その後も週末ごとにデートをした。その間に、高田君は私の事を「夏樹」と呼ぶようになり、私は高田君の下の名前の「健也君」と呼ぶようになった。彼は「健也」と呼び捨てで呼んでほしいそうだったが、男の人を呼び捨てで呼ぶ勇気が無かった。
私達の交際は、男女の付き合いというより友達付き合いのような感じだった。お互い一人暮らしをしていたけれど、お互いの部屋に招くことも無かった。そんな雰囲気が私を安心させていた。

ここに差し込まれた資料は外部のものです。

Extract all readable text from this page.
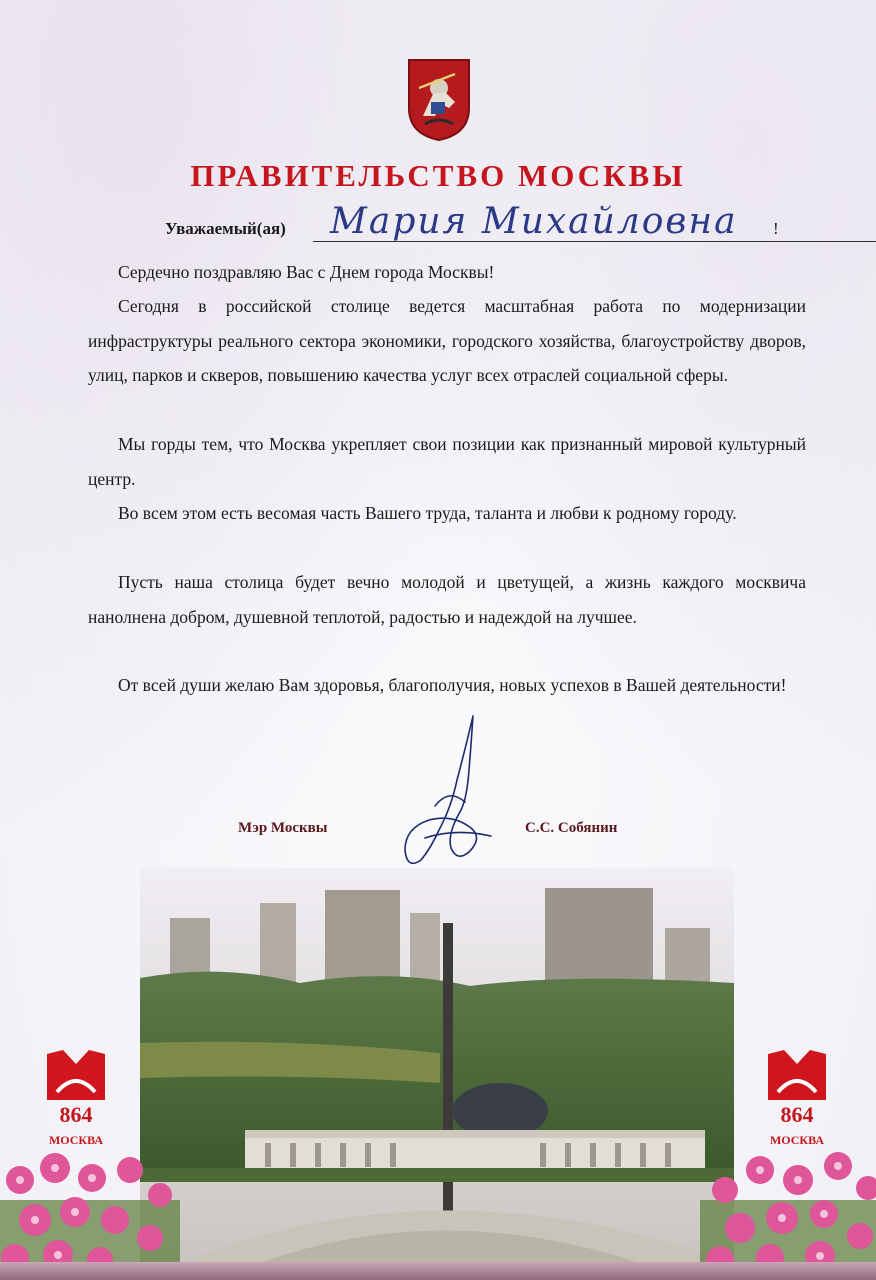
ПРАВИТЕЛЬСТВО МОСКВЫ
Уважаемый(ая) Мария Михайловна !

Сердечно поздравляю Вас с Днем города Москвы!

Сегодня в российской столице ведется масштабная работа по модернизации инфраструктуры реального сектора экономики, городского хозяйства, благоустройству дворов, улиц, парков и скверов, повышению качества услуг всех отраслей социальной сферы.

Мы горды тем, что Москва укрепляет свои позиции как признанный мировой культурный центр.

Во всем этом есть весомая часть Вашего труда, таланта и любви к родному городу.

Пусть наша столица будет вечно молодой и цветущей, а жизнь каждого москвича нанолнена добром, душевной теплотой, радостью и надеждой на лучшее.

От всей души желаю Вам здоровья, благополучия, новых успехов в Вашей деятельности!

Мэр Москвы	С.С. Собянин
864
МОСКВА
864
МОСКВА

私はゆっくり、ゆっくりと高田君といる事に慣れていった。その内、社内でも皆の知るところとなり、始めのうちは同期会の男性メンバーから、あいつは抜け駆けしただの、本当にあいつでいいのかなどと言われたり、社内の彼にあこがれていた女性社員からは、彼女がいると思って遠慮していたのに、いつの間に……と、まるで泥棒猫のように噂されたりもした。もう会社には舞子がいないので大いなる味方がなくて少し心細かったけれど、仲良くしている同期の子や後輩たちに励まされ、いつか変な噂も消えていった。
そして、いつの間にか高田君と一緒にいる事が当たり前になると共に、私は祐樹さんの事を心の奥底に封印したまま、思い出す事もあまり無くなっていた。
そう、彼に再び会うあの日までは。
2018.1.28推敲、改稿済み。